What drives me is basically humanity. What God has created us to do is to give back to humanity in life, in business, socially and in everything, we do. We are like visitors here and at the end of the day, it’s only God that is the ultimate. Whatever you are, whatever you have achieved, it is because God has allowed you to and you better use it to glorify him. You remember that when one day you will account to him. So, my philosophy revolves around that. It is not that we don’t offend God; we do, but we don’t go back and do it all over again because at a point he’s (God) going to smack you. For people that stay in the dark to do evil things there is always that day of reckoning.
So, what drives me is the spirit of God that gives me all I have, that directs me, that gives me the intellect, the creativity, the know-how to do things. And because of this, I bow to him and give everything back to him.
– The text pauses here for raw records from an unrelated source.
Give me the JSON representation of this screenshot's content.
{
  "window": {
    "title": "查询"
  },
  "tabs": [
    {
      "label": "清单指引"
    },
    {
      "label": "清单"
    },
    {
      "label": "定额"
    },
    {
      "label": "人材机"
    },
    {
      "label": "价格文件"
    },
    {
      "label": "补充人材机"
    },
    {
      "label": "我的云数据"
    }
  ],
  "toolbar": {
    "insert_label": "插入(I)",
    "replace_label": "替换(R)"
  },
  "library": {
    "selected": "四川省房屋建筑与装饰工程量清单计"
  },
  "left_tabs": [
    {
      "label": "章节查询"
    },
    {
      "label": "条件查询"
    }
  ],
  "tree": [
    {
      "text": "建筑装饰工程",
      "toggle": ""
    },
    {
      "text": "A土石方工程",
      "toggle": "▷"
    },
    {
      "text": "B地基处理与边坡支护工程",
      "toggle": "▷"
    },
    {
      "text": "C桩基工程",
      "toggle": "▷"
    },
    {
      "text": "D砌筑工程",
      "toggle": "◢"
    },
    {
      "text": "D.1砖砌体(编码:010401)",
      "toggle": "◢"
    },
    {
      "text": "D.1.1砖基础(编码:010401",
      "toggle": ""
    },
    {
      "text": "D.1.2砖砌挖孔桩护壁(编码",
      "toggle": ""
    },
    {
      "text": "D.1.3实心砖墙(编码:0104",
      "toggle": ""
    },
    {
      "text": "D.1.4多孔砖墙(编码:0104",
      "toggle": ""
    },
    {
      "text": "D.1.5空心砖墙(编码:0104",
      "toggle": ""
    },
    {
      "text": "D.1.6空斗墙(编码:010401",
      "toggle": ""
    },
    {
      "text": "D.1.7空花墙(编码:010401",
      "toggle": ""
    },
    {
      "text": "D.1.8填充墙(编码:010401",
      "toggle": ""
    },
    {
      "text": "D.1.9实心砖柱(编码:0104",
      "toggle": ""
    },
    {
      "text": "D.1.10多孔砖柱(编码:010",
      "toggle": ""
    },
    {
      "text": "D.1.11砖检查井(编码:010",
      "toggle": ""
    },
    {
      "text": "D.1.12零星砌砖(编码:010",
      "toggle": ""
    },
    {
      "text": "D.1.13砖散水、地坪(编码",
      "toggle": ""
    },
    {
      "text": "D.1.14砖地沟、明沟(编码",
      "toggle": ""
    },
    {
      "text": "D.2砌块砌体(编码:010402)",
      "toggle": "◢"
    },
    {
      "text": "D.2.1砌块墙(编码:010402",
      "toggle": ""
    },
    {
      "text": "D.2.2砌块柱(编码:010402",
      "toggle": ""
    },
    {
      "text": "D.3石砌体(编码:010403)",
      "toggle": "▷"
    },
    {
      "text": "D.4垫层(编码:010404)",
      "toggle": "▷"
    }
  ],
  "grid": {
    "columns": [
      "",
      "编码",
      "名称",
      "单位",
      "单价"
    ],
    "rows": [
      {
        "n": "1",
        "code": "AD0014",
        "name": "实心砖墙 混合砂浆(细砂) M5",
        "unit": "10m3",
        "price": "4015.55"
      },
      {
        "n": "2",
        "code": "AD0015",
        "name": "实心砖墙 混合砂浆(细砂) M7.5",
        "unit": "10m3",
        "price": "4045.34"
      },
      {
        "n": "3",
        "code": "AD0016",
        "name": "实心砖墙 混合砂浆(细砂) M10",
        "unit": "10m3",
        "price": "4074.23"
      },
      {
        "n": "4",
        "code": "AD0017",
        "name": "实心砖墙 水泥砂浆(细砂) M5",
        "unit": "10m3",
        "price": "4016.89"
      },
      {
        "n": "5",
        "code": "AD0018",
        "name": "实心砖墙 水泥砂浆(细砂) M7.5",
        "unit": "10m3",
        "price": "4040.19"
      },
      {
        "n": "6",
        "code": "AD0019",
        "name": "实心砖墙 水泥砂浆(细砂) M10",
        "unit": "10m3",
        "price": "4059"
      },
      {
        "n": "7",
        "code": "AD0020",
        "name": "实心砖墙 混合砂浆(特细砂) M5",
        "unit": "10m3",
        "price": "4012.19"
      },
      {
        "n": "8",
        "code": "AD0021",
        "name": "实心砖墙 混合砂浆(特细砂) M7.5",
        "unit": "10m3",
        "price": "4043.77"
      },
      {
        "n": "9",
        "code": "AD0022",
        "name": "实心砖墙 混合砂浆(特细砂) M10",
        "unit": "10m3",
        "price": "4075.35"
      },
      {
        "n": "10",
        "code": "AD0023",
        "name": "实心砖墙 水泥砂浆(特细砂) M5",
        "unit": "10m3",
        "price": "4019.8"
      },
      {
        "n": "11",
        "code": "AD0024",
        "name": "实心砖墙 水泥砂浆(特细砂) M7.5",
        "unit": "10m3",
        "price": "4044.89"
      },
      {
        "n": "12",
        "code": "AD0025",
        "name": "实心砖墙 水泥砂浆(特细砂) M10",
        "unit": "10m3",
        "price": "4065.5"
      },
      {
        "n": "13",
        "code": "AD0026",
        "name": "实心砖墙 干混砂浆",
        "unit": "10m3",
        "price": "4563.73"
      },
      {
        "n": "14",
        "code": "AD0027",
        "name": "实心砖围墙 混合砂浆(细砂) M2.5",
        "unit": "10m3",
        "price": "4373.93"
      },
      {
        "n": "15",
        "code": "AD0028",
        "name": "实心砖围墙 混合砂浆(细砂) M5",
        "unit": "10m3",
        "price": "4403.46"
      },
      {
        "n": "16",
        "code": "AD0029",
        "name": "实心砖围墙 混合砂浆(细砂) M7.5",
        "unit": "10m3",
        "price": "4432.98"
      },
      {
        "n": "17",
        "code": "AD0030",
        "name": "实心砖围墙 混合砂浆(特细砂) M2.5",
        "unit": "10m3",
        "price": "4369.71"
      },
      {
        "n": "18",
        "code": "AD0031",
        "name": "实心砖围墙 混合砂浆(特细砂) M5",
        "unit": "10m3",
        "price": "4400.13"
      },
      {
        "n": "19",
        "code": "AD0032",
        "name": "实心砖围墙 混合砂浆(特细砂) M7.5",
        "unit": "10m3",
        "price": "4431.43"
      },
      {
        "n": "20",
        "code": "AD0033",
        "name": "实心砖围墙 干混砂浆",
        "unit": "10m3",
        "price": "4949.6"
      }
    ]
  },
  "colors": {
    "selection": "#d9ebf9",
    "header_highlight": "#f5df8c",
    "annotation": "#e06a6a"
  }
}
You sound quite religious, that is something new
I am not religious, I’m spiritual. Religion is different from being spiritual. Spiritual is spiritual issues. Religion is like a doctrine or faith, which you must attach a lot of sentiment to. I’m not into doctrine. I’m not the dogmatic type. I look at things in a deeper manner, philosophically, in a spiritual manner and as the spirit of God directs I follow. And let me add this; this spirit is not mine, I’m only opportune to have it. It is a privilege and you do not abuse it. Use it properly. In everything you do, make sure you give back. I give back to the society, in my work I give back; intellectually I give back, even in business I give back. What I do I don’t like to disclose but I always give back.